James Robinson returned to the Starman series in January 2010 for a single issue (#81) that was a tie-in to the DC event, Blackest Night. It was one of the eight "dead" titles being revived for one issue. This issue did not feature Jack Knight, but instead focused on Opal City, the Shade, and a Black Lantern Starman. During the events of the issue, David's corpse is resurrected as a Black Lantern; he attacks the Shade and Hope O'Dare, and announces plans to go to San Francisco to kill Jack, but he is ultimately defeated.

==Powers and equipment==
Jack Knight has no superpowers. Although he has been told by Charity that he possesses the same sight as she, only to a lesser degree, he has never truly explored it. Instead, he wields a "cosmic staff", a device invented by Jack's father Ted, the original Starman. The cosmic staff utilizes the same technology as the prototype "gravity rods" that Ted once wielded, and which Jack used before his father created the cosmic staff for him. The cosmic staff grants Jack powers including rapid flight, levitation of objects, and energy manipulation. The staff absorbs stellar energy which can then be manipulated into defensive force fields and offensive energy blasts of incredible power. Jack can use both powers at once to protect himself from atmospheric damage in high-velocity flight. Another power of the rod, seen late in the series, is that it is capable of receiving Jack's mental commands from a distance (this is a feature of the device, an ability to "attune itself to the user", and not a power of Jack's). At present, the staff is attuned to its current wielder, Stargirl; it seems difficult to quickly change the staff's affiliation.

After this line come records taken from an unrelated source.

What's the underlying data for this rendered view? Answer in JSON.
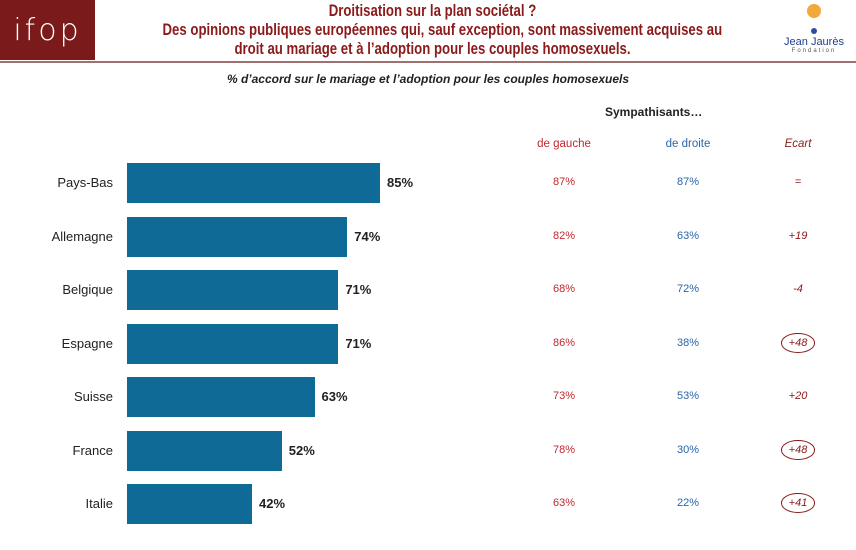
{
  "header": {
    "logo": "ifop",
    "title_line1": "Droitisation sur la plan sociétal ?",
    "title_line2": "Des opinions publiques européennes qui, sauf exception, sont massivement acquises au",
    "title_line3": "droit au mariage et à l’adoption pour les couples homosexuels.",
    "partner_logo": "Jean Jaurès",
    "partner_sub": "Fondation"
  },
  "colors": {
    "bar": "#0f6a96",
    "gauche": "#c0282d",
    "droite": "#2a65a8",
    "ecart": "#8b1a1a"
  },
  "chart_data": {
    "type": "bar",
    "orientation": "horizontal",
    "title": "% d’accord sur le mariage et l’adoption pour les couples homosexuels",
    "categories": [
      "Pays-Bas",
      "Allemagne",
      "Belgique",
      "Espagne",
      "Suisse",
      "France",
      "Italie"
    ],
    "values": [
      85,
      74,
      71,
      71,
      63,
      52,
      42
    ],
    "value_labels": [
      "85%",
      "74%",
      "71%",
      "71%",
      "63%",
      "52%",
      "42%"
    ],
    "xlim": [
      0,
      100
    ],
    "table": {
      "group_header": "Sympathisants…",
      "headers": [
        "de gauche",
        "de droite",
        "Ecart"
      ],
      "gauche": [
        "87%",
        "82%",
        "68%",
        "86%",
        "73%",
        "78%",
        "63%"
      ],
      "droite": [
        "87%",
        "63%",
        "72%",
        "38%",
        "53%",
        "30%",
        "22%"
      ],
      "ecart": [
        "=",
        "+19",
        "-4",
        "+48",
        "+20",
        "+48",
        "+41"
      ],
      "ecart_circled": [
        false,
        false,
        false,
        true,
        false,
        true,
        true
      ]
    }
  }
}
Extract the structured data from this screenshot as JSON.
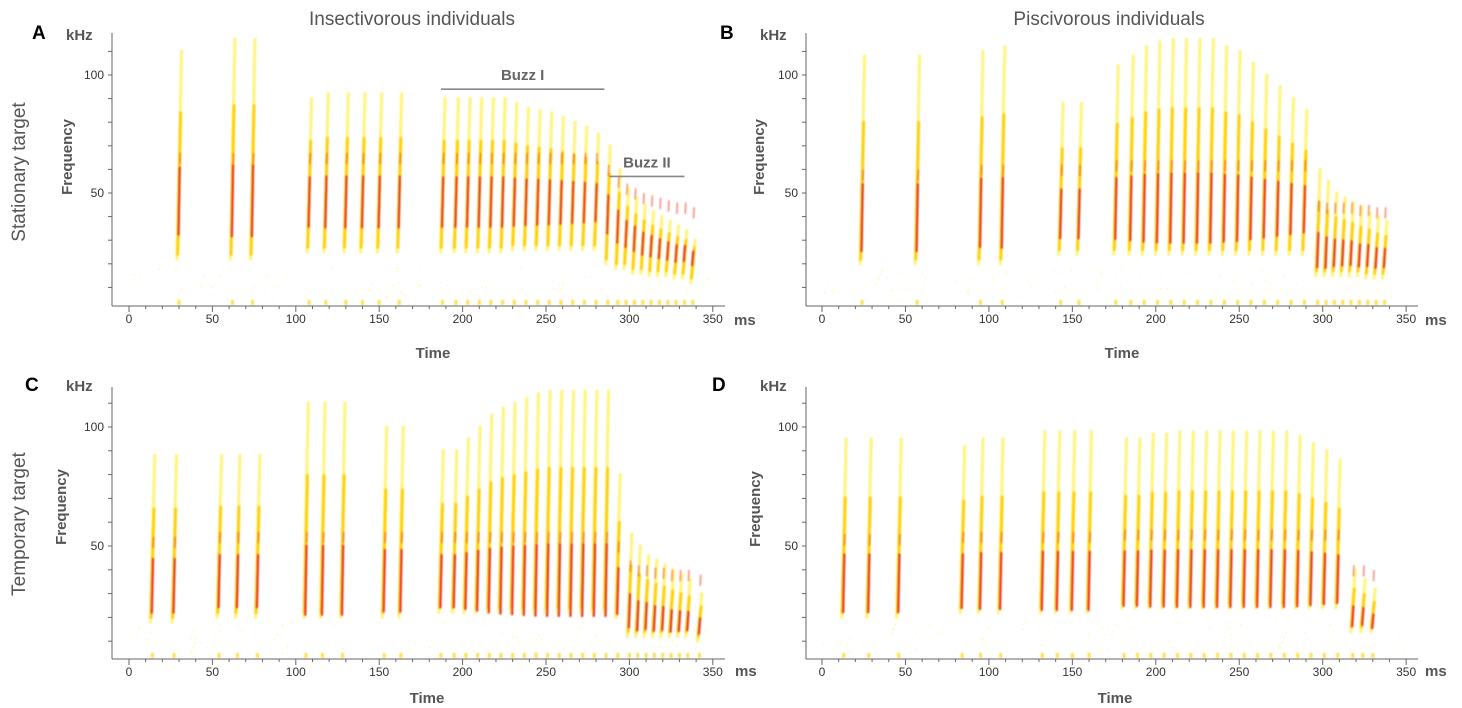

Jack is also a competent martial artist, trained primarily in jujutsu.

== Other versions ==
In the alternate future of Kingdom Come, Jack has a teenaged African American successor known as "Stars". Though he takes his name and motif from the Star-Spangled Kid, Stars uses Jack's cosmic staff and dresses in a similar leather jacket and bandana.

In the alternate future of Titans Tomorrow, Courtney Whitmore is known as Starwoman and wears Jack's trademark jacket in addition to the staff.

==Reception==
The character of Jack Knight, specifically his relationship with his father and Opal City, has been seen as an example of a "new wave" of DC Comics from the 1990s reviving Golden Age heroes, with an emphasis on nostalgia, legacy, and mythology building.

==In other media==
===Television===
A television series based on Jack Knight / Starman and his father Ted Knight was being developed by the creators of Smallville and Birds of Prey. Following the latter series' failure in 2003, the Starman series was described as "indefinitely on hold".

===Merchandise===
- Jack Knight / Starman received two figures in the DC Direct line in 1999.
- Jack Knight / Starman received a figure in Mattel's DC Universe Classics line.